Machine learning is a silver bullet, but silver bullets never won a war.
I get accused of being a pessimist by a lot of people but I don't think we're less than 10 years away from self driving cars that are good enough to be unleashed upon the roads, and those will be a blood drenched 10 years filled with interesting ethical court cases.
At the moment, despite all the hype, Tesla’s cars crash at badly painted lines and Uber just killed somebody that their cut-price sensors missed. There's clearly a cognitive gulf between the utopia of self driving cars and the status quo, of experimental death traps driving on ideal Arizona roads.
Part of the irrational exuberance over our ability to perform at these tasks and replace human driving in the near future comes from the momentum and excitement around developments in machine learning.
It would be idiocy to call these developments anything less than revolutionary. Deep learning and new neural based approaches are transforming what is computationally feasible.
And yet what these approaches are, is another tool in an already stocked toolbox. A better tool for sure, but just a tool.
What deep learning allows us to do is to pattern match incredibly well. This is something that humans are very good at but has traditionally been an Achilles heel for computers.
Only a short time ago, if I'd asked you to write a program to identify objects in a picture, you would have had so gently explain the infeasibility of such a task.
With machine learning, this becomes a realistic weekend project.
Take for example the task of identifying faces in pictures, an incredibly economically valuable task. Until very recently the state of the art was an algorithm called Viola Jones feature detection. This was a very good algorithm that can speedily detect whether a feature like a face exists in an image. But if you want to detect all faces then you needed separate datasets for the front of the face, the side of the face, the nose etc.
With a deep learning approach, this can all be trained into the same dataset, and it takes a small amount of extra work to detect if the face is smiling or sad.
Pattern matching is now basically a solved problem.

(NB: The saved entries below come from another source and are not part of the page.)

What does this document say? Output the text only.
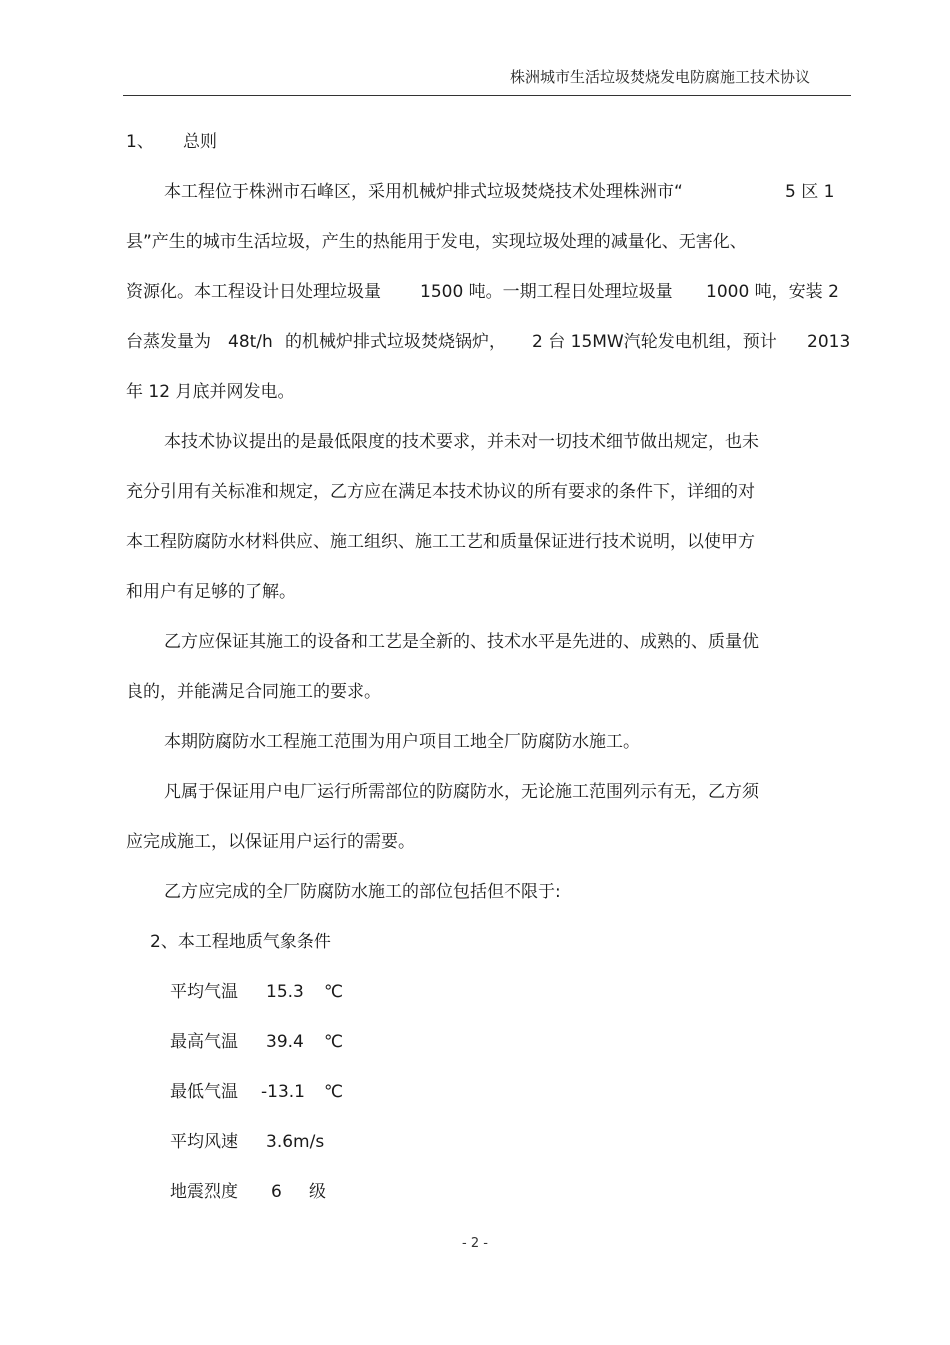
株洲城市生活垃圾焚烧发电防腐施工技术协议
1、 总则
本工程位于株洲市石峰区，采用机械炉排式垃圾焚烧技术处理株洲市“	5 区 1
县”产生的城市生活垃圾，产生的热能用于发电，实现垃圾处理的减量化、无害化、
资源化。本工程设计日处理垃圾量 1500 吨。一期工程日处理垃圾量 1000 吨，安装 2
台蒸发量为 48t/h 的机械炉排式垃圾焚烧锅炉， 2 台 15MW汽轮发电机组，预计 2013
年 12 月底并网发电。
本技术协议提出的是最低限度的技术要求，并未对一切技术细节做出规定，也未
充分引用有关标准和规定，乙方应在满足本技术协议的所有要求的条件下，详细的对
本工程防腐防水材料供应、施工组织、施工工艺和质量保证进行技术说明，以使甲方
和用户有足够的了解。
乙方应保证其施工的设备和工艺是全新的、技术水平是先进的、成熟的、质量优
良的，并能满足合同施工的要求。
本期防腐防水工程施工范围为用户项目工地全厂防腐防水施工。
凡属于保证用户电厂运行所需部位的防腐防水，无论施工范围列示有无，乙方须
应完成施工，以保证用户运行的需要。
乙方应完成的全厂防腐防水施工的部位包括但不限于:
2、本工程地质气象条件
平均气温 15.3 ℃
最高气温 39.4 ℃
最低气温 -13.1 ℃
平均风速 3.6m/s
地震烈度 6 级
- 2 -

And the applications for this breakthrough are still being discovered. There's an incredibly interesting paper by Jeff Dean et al from Google recently where they use machine learning to optimize data structure lookups. In a field where decades of the smartest people have searched for 1% improvements, using deep learning trained on the distributions of the data, they found significant improvements.

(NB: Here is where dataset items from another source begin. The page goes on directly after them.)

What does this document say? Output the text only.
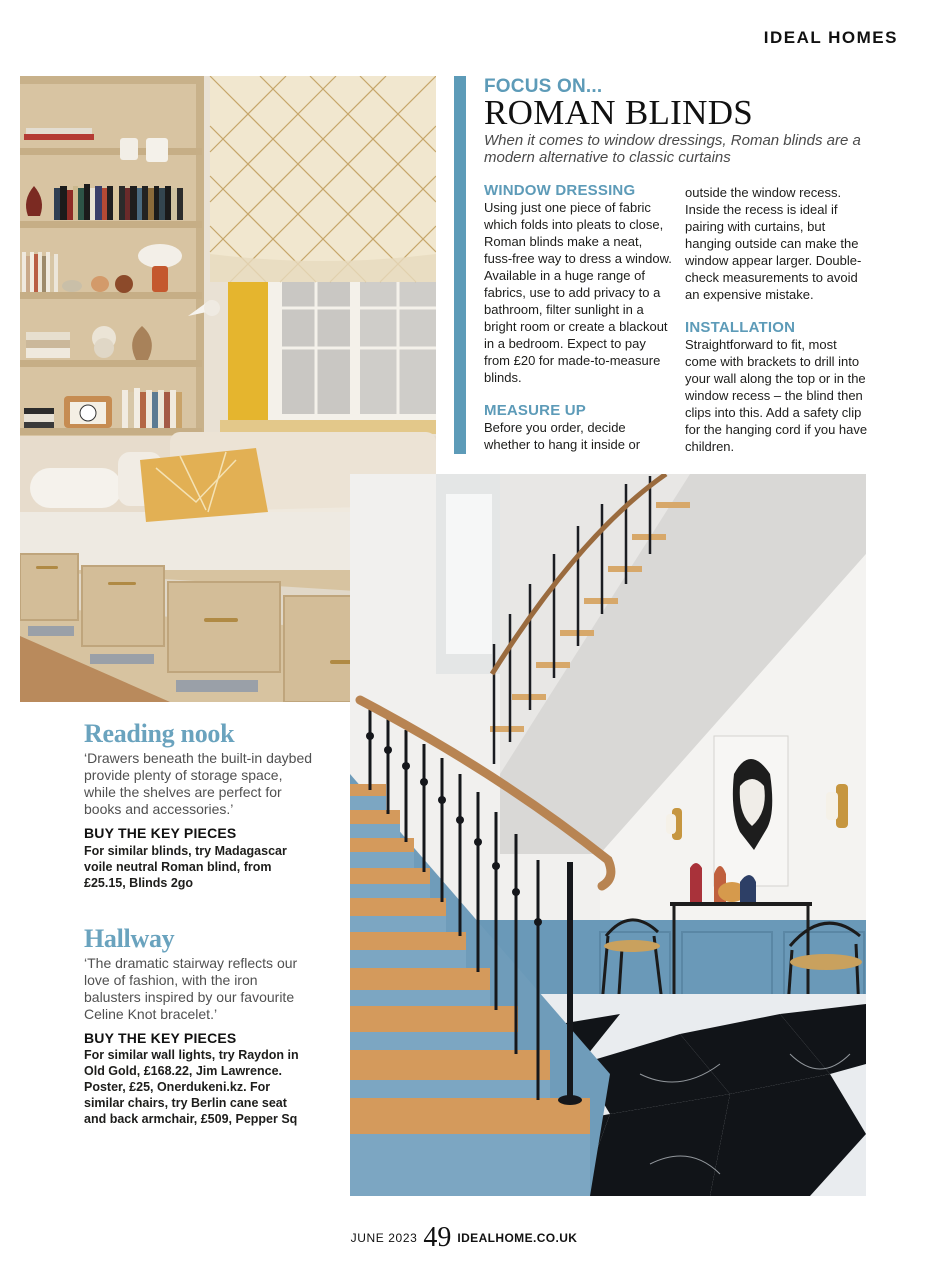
IDEAL HOMES
FOCUS ON...
ROMAN BLINDS
When it comes to window dressings, Roman blinds are a modern alternative to classic curtains
WINDOW DRESSING

Using just one piece of fabric which folds into pleats to close, Roman blinds make a neat, fuss-free way to dress a window. Available in a huge range of fabrics, use to add privacy to a bathroom, filter sunlight in a bright room or create a blackout in a bedroom. Expect to pay from £20 for made-to-measure blinds.

MEASURE UP

Before you order, decide whether to hang it inside or

outside the window recess. Inside the recess is ideal if pairing with curtains, but hanging outside can make the window appear larger. Double-check measurements to avoid an expensive mistake.

INSTALLATION

Straightforward to fit, most come with brackets to drill into your wall along the top or in the window recess – the blind then clips into this. Add a safety clip for the hanging cord if you have children.

Reading nook
‘Drawers beneath the built-in daybed provide plenty of storage space, while the shelves are perfect for books and accessories.’
BUY THE KEY PIECES
For similar blinds, try Madagascar voile neutral Roman blind, from £25.15, Blinds 2go
Hallway
‘The dramatic stairway reflects our love of fashion, with the iron balusters inspired by our favourite Celine Knot bracelet.’
BUY THE KEY PIECES
For similar wall lights, try Raydon in Old Gold, £168.22, Jim Lawrence. Poster, £25, Onerdukeni.kz. For similar chairs, try Berlin cane seat and back armchair, £509, Pepper Sq
JUNE 2023 49 IDEALHOME.CO.UK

Clearly the ramifications of what this tool can bring to our industry will continue to reverberate for years. Deep learning, and it’s ilk really are a silver bullet.
However, there are realities.
Driving a car isn’t just a single task that can be coded away - when we drive a car, sure, our eyes are pattern matching incredibly well, using all the genetic skill from our time as prey on the savanna, to rapidly identify objects, and a 3d model of our surroundings.

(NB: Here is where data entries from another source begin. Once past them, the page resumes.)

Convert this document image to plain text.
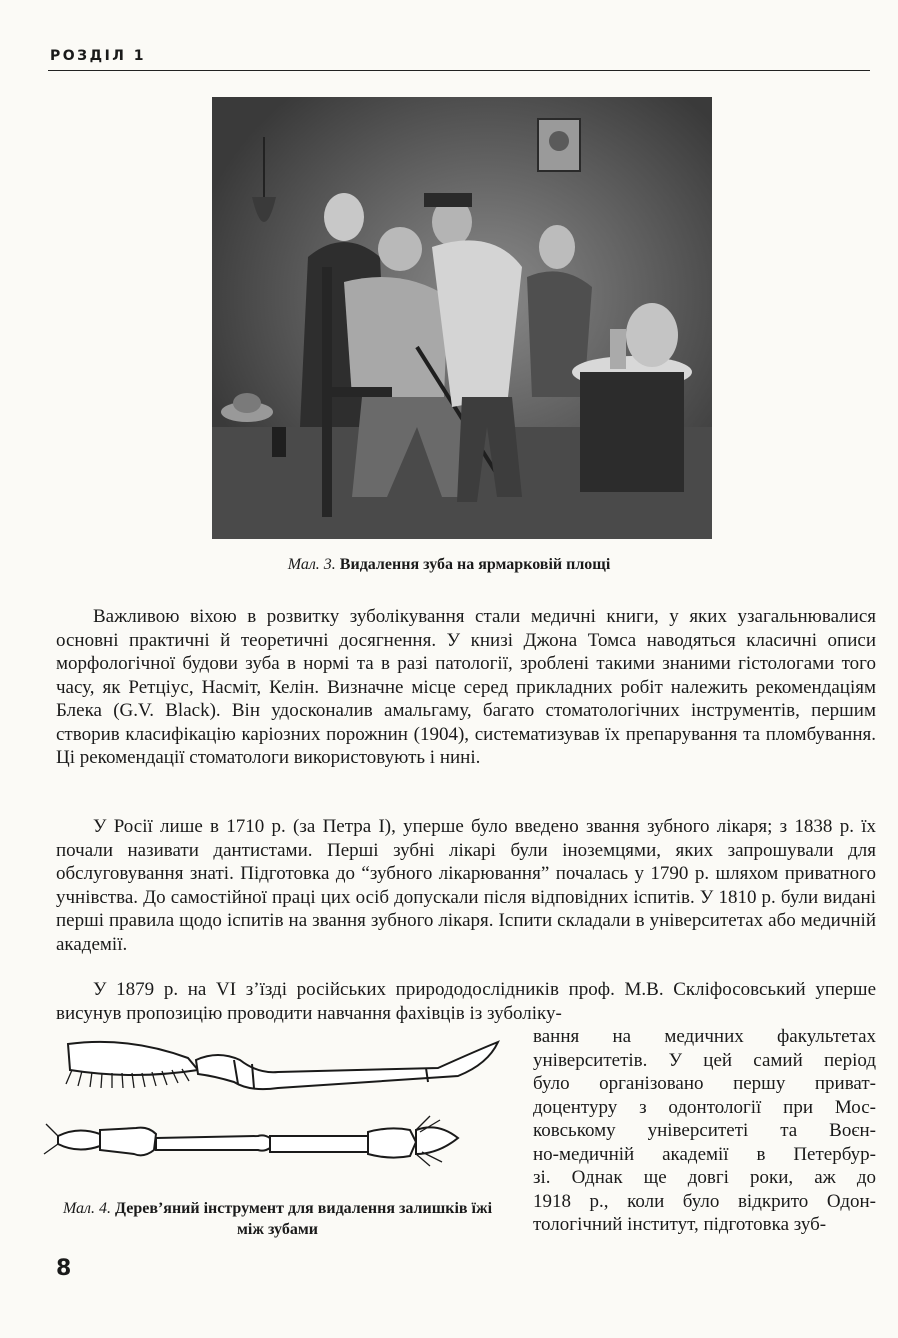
РОЗДІЛ 1
Мал. 3. Видалення зуба на ярмарковій площі

Важливою віхою в розвитку зуболікування стали медичні книги, у яких узагальнювалися основні практичні й теоретичні досягнення. У книзі Джона Томса наводяться класичні описи морфологічної будови зуба в нормі та в разі патології, зроблені такими знаними гістологами того часу, як Ретціус, Насміт, Келін. Визначне місце серед прикладних робіт належить рекомендаціям Блека (G.V. Black). Він удосконалив амальгаму, багато стоматологічних інструментів, першим створив класифікацію каріозних порожнин (1904), систематизував їх препарування та пломбування. Ці рекомендації стоматологи використовують і нині.

У Росії лише в 1710 р. (за Петра І), уперше було введено звання зубного лікаря; з 1838 р. їх почали називати дантистами. Перші зубні лікарі були іноземцями, яких запрошували для обслуговування знаті. Підготовка до “зубного лікарювання” почалась у 1790 р. шляхом приватного учнівства. До самостійної праці цих осіб допускали після відповідних іспитів. У 1810 р. були видані перші правила щодо іспитів на звання зубного лікаря. Іспити складали в університетах або медичній академії.

У 1879 р. на VI з’їзді російських природодослідників проф. М.В. Скліфосовський уперше висунув пропозицію проводити навчання фахівців із зуболіку-

вання на медичних факультетах
університетів. У цей самий період
було організовано першу приват-
доцентуру з одонтології при Мос-
ковському університеті та Воєн-
но-медичній академії в Петербур-
зі. Однак ще довгі роки, аж до
1918 р., коли було відкрито Одон-
тологічний інститут, підготовка зуб-
Мал. 4. Дерев’яний інструмент для видалення залишків їжі між зубами
8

But we’re also doing a lot more, mostly subconsciously.
We notice the body language of the pedestrians and whether they might veer into the road. We see the driver ahead on his phone and know his attention is lessened. We see the wobble in the track of a big rig, and think, perhaps that driver is tired or drunk, better to stay clear.
We feel the road through the steering wheel, and can adapt to the surface or the slippyness of the weather. We know that in certain areas, the roads will be worse and to slow down.
I haven’t described any tasks that we can’t program into our self driving robot, but I want to illustrate the sheer number of variables we are talking about, and then the fact that we have to weigh the importance of each of them, constantly and in real time, while travelling in a metal battering ram.
If a Tesla can’t handle faded paint, how will it handle forest fires, or hail storms, or torrential rain. If an Uber can’t handle the night time, how will it handle thick fog, dirt roads, or moose that jump out in front on snow.
The world that cars have to drive in is a big one, and even limiting to the scope of freeways, or first world roads, has a problem domain that is daunting.
I don’t see a shortcut to long careful data acquisition, testing and improvement, and I don’t see this taking less than a decade. Silver bullets take down a single enemy, but battles can rage for years.
- The Case for Learned Index Structures
- I gave a talk on this algorithm in 2003 in Portland but can’t find a video, if somebody has one, I’d love a link!